Budget deficit a challenge for UCDSB chair

John McAllister (right), UCDSB chair during his recent swearing-in. With him is with Justice John M. Johnston. (UCDSB/Contributed photo)

BROCKVILLE – The new chair for the Upper Canada District School Board sees dealing with a significant budget deficit and improving communication as key goals for 2019.

Chair John McAllister was interviewed by The Leader, looking ahead to the challenges facing the board in the next 12 months. McAllister said that the upcoming budget is going to be difficult, in part because of the August arbitration ruling on transportation.
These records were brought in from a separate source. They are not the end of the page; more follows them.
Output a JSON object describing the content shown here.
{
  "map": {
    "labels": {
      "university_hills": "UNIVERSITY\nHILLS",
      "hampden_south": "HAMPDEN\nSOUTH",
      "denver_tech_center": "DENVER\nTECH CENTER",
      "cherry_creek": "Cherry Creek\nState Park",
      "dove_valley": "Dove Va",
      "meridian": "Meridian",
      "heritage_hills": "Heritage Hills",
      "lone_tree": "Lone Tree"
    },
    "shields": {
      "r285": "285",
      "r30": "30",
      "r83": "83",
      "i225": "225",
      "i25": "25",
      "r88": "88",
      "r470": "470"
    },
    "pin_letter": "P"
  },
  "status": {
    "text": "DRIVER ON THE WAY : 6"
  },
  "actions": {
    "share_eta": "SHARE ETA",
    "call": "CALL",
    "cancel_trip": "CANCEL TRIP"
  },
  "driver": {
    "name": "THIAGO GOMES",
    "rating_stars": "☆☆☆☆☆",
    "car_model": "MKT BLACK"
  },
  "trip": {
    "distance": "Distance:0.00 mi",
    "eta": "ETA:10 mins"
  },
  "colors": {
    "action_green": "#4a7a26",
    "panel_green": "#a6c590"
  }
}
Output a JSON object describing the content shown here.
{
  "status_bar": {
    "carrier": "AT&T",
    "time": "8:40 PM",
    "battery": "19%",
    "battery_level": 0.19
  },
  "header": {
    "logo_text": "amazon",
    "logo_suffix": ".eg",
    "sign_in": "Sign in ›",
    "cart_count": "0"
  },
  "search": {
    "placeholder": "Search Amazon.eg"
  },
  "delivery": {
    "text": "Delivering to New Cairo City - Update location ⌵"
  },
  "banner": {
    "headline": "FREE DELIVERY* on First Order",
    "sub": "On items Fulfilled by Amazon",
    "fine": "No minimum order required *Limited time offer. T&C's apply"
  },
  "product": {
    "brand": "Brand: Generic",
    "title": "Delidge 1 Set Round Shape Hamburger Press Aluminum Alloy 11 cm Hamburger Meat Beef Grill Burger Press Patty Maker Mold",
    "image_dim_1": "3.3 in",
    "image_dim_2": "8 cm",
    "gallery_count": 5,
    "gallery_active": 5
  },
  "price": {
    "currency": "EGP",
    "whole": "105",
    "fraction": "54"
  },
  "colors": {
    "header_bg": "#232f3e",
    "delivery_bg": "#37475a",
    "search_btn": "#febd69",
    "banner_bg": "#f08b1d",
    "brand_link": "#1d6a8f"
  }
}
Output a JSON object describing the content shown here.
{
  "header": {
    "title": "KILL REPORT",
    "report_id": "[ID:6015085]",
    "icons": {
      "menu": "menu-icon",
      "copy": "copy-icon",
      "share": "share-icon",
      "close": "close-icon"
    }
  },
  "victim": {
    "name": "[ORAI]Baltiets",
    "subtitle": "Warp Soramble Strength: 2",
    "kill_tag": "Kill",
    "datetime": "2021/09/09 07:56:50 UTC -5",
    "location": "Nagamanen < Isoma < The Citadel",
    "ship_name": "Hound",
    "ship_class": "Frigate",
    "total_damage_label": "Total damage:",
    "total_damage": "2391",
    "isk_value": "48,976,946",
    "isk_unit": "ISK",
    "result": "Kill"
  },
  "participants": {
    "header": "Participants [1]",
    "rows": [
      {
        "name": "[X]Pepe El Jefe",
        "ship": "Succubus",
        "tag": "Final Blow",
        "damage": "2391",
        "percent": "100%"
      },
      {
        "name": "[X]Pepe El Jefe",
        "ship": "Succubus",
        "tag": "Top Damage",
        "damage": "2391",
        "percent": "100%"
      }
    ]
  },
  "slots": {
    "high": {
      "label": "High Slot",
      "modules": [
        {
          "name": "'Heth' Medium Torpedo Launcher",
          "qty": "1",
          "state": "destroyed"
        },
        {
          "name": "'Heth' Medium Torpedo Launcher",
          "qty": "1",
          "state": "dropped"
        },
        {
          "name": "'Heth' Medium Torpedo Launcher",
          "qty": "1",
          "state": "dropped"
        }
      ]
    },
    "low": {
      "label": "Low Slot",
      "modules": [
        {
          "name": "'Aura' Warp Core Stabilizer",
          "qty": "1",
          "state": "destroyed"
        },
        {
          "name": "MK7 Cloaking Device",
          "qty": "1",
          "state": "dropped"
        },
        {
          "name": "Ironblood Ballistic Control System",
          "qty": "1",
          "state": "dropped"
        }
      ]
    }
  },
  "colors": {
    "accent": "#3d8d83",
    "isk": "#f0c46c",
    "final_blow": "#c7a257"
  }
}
“We have an ongoing increase of $9-10 million per year,” McAllister said. “We don’t yet have a crisis, but the rubber is going to hit the road in March when we have to set a new budget.”

The UCDSB and the Catholic District School Board of Eastern Ontario were hit with three years of retroactive costs totaling $30 million. The UCDSB portion of that settlement is $18 million.

McAllister said that the board has already consulted with the four MPP’s which represent the area served by the UCDSB, Steve Clark, Jim McDonell, Randy Hillier, and Amanda Simard.

He said that the board has also been talking to the deputy Minister of Education Nancy Naylor about the transportation issues facing the board, and the arbitrator’s ruling.

“The UCDSB and the CDSBEO are the first to face this, yet,” he said.

McAllister was unable to discuss the ruling or the ongoing litigation between Student Transportation of Eastern Ontario, the consortium owned by the two boards, and the bus operators over the implemented request-for-proposal process as the matter is still before the courts.

The school board’s budget was passed in June 2018 with $1.8 million deficit, less than the one percent deficit allowed by the ministry.

“Our fourth quarter results show a $9.5 million deficit,” McAllister said. “This will be ongoing, that is the situation we’re dealing with.”

He said that the special education budget is already overspent because the previous government cut that funding by 25 percent, and that salaries take up 85 per cent of the total board budget.

McAllister said he had no time line on a response from the province but was hoping to meet education minister Lisa Thompson soon.

To deal with the budget issues, he said that the board is going to have to tighten its belt.

“There isn’t a lot of fat to cut,” McAllister added. He said that the board will have to realign its priorities and that there may have to be adjustments to programming or transportation to cover the shortfall. School closures are not on the table however.

“If it occurs, it will not happen in the next four-to-five years,” McAllister said. “These things are not on the table.”

Despite the budget challenges facing the board, McAllister plans to accomplish many things in the next 12 months. Those include improving cooperation at the trustee board level.

“I want the board to be a place where trustees can feel comfortable airing views,” he said.

McAllister wants to improve and increase the profile of the board in all regions served, not just in the Brockville area.

“One of the biggest challenges with this board is geography,” he said. “How can someone in Alexandria have a kinship with the board office in Brockville?”

To enhance communication between the board and municipalities, McAllister plans on making a presentation to each of the four county councils in the region.

“We want people to be comfortable with their home school,” he said. “Student engagement with their school is always a difficult issue. The more connected students feel, the more things improve at a school.”

Targeting the connection between school and students, McAllister said that the board’s strategic plan is to help reduce student stress and increase graduation rates. The board’s plan is to increase graduation rates by two per cent this year to 88 per cent.

“The ultimate goal is 90 per cent, which is five per cent higher than the Ministry of Education,” McAllister said.

He credited the Rural and Northern Education funding with assisting that goal by providing funding to high schools for a second full-time guidance counsellor.

“It is one of the most significant measures the previous government has provided to high schools,” he added.

That funding was implemented in 2017 at the same time as the province’s school closure moratorium. The RNE funding ends at the end of the 2018-19 school year. So far there has been no word if that funding will be continued, which McAllister said is one of the biggest challenges with provincial funding.

Creation of a long term sustainable funding program for education is one of the top items McAllister hopes will come out of the province’s recent public education consultation.

“There needs to be a recognition of the unique needs of rural Ontario, especially Eastern Ontario,” he said. “There’s nothing I can do, not a place I can go, that I can’t do without getting in my car and driving somewhere.”

McAllister said that situation applies to many of the schools and students in the board.

“There are schools where every student is transported by bus,” he said. “There needs to be a recognition of that reality and funding for it.”